Tom Noyes et Keith Ramsay. Photo: Scott Rylander
Tant que vous êtes prêt à entreprendre ce type de voyage - et la grande majorité des publics semblent l'être - alors cela va être une expérience remarquable et merveilleuse pour vous. Cependant, certaines personnes peuvent trouver cela trop ; une telle introspection peut être exigeante et, concevablement, trop troublante. Alors ce n'est pas pour eux. Quelques personnes sont parties à l'entracte. Mais le reste d'entre nous est resté captivé sur nos sièges, debout, attentifs, intéressés, engagés, fascinés, se penchant légèrement en avant et écoutant intensément ce drame puissant et mystérieux. Stephen Sondheim a noté que l'avènement de l'amplification a conduit à ce que le public du théâtre musical cesse d'écouter : eh bien, c'est un spectacle où l'équilibre extraordinaire entre le majestueux piano et les voix humaines et les sons électroniques autour d'eux ne peut être réalisé qu'à travers l'utilisation brillamment soignée et bien jugée de microphones et de mixage sonore. En ce sens également, il est très de notre époque, où nous rencontrons des sons modulés numériquement tout le temps. Le public ne produit que deux manifestations : les applaudissements à la fin du premier acte, et puis encore à la fin de la performance. C'est tout. Une grande partie du spectacle est en fait très drôle ; mais si vous riez de l'humour, vous n'entendez jamais vous-même le faire - et personne d'autre ne le fait, plutôt comme dans un rêve.

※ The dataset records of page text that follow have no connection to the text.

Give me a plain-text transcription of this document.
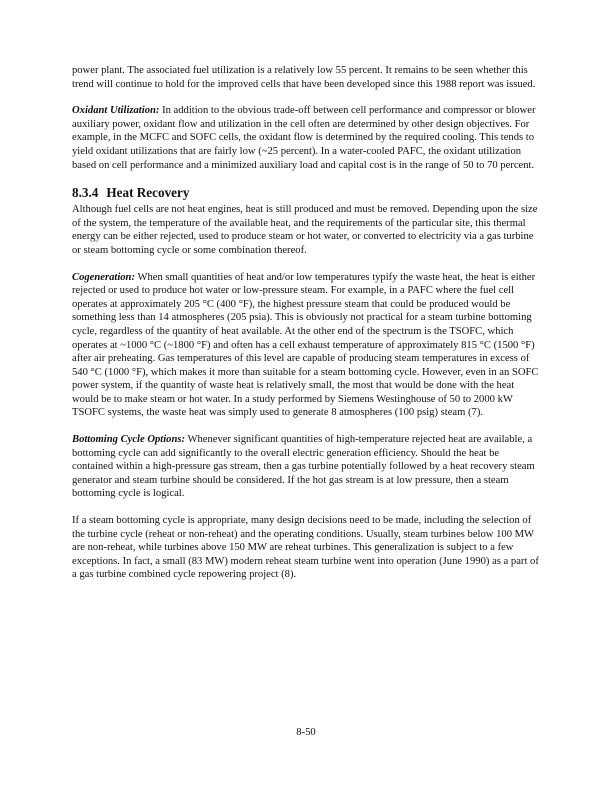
power plant. The associated fuel utilization is a relatively low 55 percent. It remains to be seen whether this trend will continue to hold for the improved cells that have been developed since this 1988 report was issued.

Oxidant Utilization: In addition to the obvious trade-off between cell performance and compressor or blower auxiliary power, oxidant flow and utilization in the cell often are determined by other design objectives. For example, in the MCFC and SOFC cells, the oxidant flow is determined by the required cooling. This tends to yield oxidant utilizations that are fairly low (~25 percent). In a water-cooled PAFC, the oxidant utilization based on cell performance and a minimized auxiliary load and capital cost is in the range of 50 to 70 percent.

8.3.4 Heat Recovery

Although fuel cells are not heat engines, heat is still produced and must be removed. Depending upon the size of the system, the temperature of the available heat, and the requirements of the particular site, this thermal energy can be either rejected, used to produce steam or hot water, or converted to electricity via a gas turbine or steam bottoming cycle or some combination thereof.

Cogeneration: When small quantities of heat and/or low temperatures typify the waste heat, the heat is either rejected or used to produce hot water or low-pressure steam. For example, in a PAFC where the fuel cell operates at approximately 205 °C (400 °F), the highest pressure steam that could be produced would be something less than 14 atmospheres (205 psia). This is obviously not practical for a steam turbine bottoming cycle, regardless of the quantity of heat available. At the other end of the spectrum is the TSOFC, which operates at ~1000 °C (~1800 °F) and often has a cell exhaust temperature of approximately 815 °C (1500 °F) after air preheating. Gas temperatures of this level are capable of producing steam temperatures in excess of 540 °C (1000 °F), which makes it more than suitable for a steam bottoming cycle. However, even in an SOFC power system, if the quantity of waste heat is relatively small, the most that would be done with the heat would be to make steam or hot water. In a study performed by Siemens Westinghouse of 50 to 2000 kW TSOFC systems, the waste heat was simply used to generate 8 atmospheres (100 psig) steam (7).

Bottoming Cycle Options: Whenever significant quantities of high-temperature rejected heat are available, a bottoming cycle can add significantly to the overall electric generation efficiency. Should the heat be contained within a high-pressure gas stream, then a gas turbine potentially followed by a heat recovery steam generator and steam turbine should be considered. If the hot gas stream is at low pressure, then a steam bottoming cycle is logical.

If a steam bottoming cycle is appropriate, many design decisions need to be made, including the selection of the turbine cycle (reheat or non-reheat) and the operating conditions. Usually, steam turbines below 100 MW are non-reheat, while turbines above 150 MW are reheat turbines. This generalization is subject to a few exceptions. In fact, a small (83 MW) modern reheat steam turbine went into operation (June 1990) as a part of a gas turbine combined cycle repowering project (8).

8-50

En route, nous entendons beaucoup plus du répertoire de Rachmaninoff, filtré à travers l'imagination de cette équipe. Georgia Louise (fraîchement arrivée du rôle principal dans 'Mamma Mia !', et dégageant du charisme de West End), en tant que fiancée de Rach, Natalya, navigue éthériquement à travers son Vocalese tout en dirigeant ses leçons de piano. Un vigoureux et rambunctieux Norton James (prenant congé des Barricade Boys, et autres) est suffisamment opératique et grand-guignol comme le meilleur ami de Rach, Chaliapin, à un moment donné virevoltant autour de la scène dans une cape rouge flamboyante, un masque cornu et une tenue de moto complète, comme le Méphistophélès de Gounod faisant une 'Boucle' - l'une des nombreuses lors de l'événement - sur un autre matériau musical pour ouvrir le deuxième acte. Il y a également la figure mystérieuse de Steven Serlin en maître consommé, qui se manifeste tour à tour comme un Anton Tchekhov ivre lors d'une chasse, visant un fusil vers le public, ou un Léon Tolstoy de mauvaise humeur et même le Tsar Nicolas II, qu'il joue comme un sinistre patron de la pègre de New York. Quand cette compagnie est ensemble, ils nous offrent des riffs d'un pouvoir mésmérique extraordinaire sur - entre autres choses - la première symphonie et les Vêpres envoûtantes. Mais ce spectacle ne va jamais se transformer en 'Chanson des steppes'. Dieu merci.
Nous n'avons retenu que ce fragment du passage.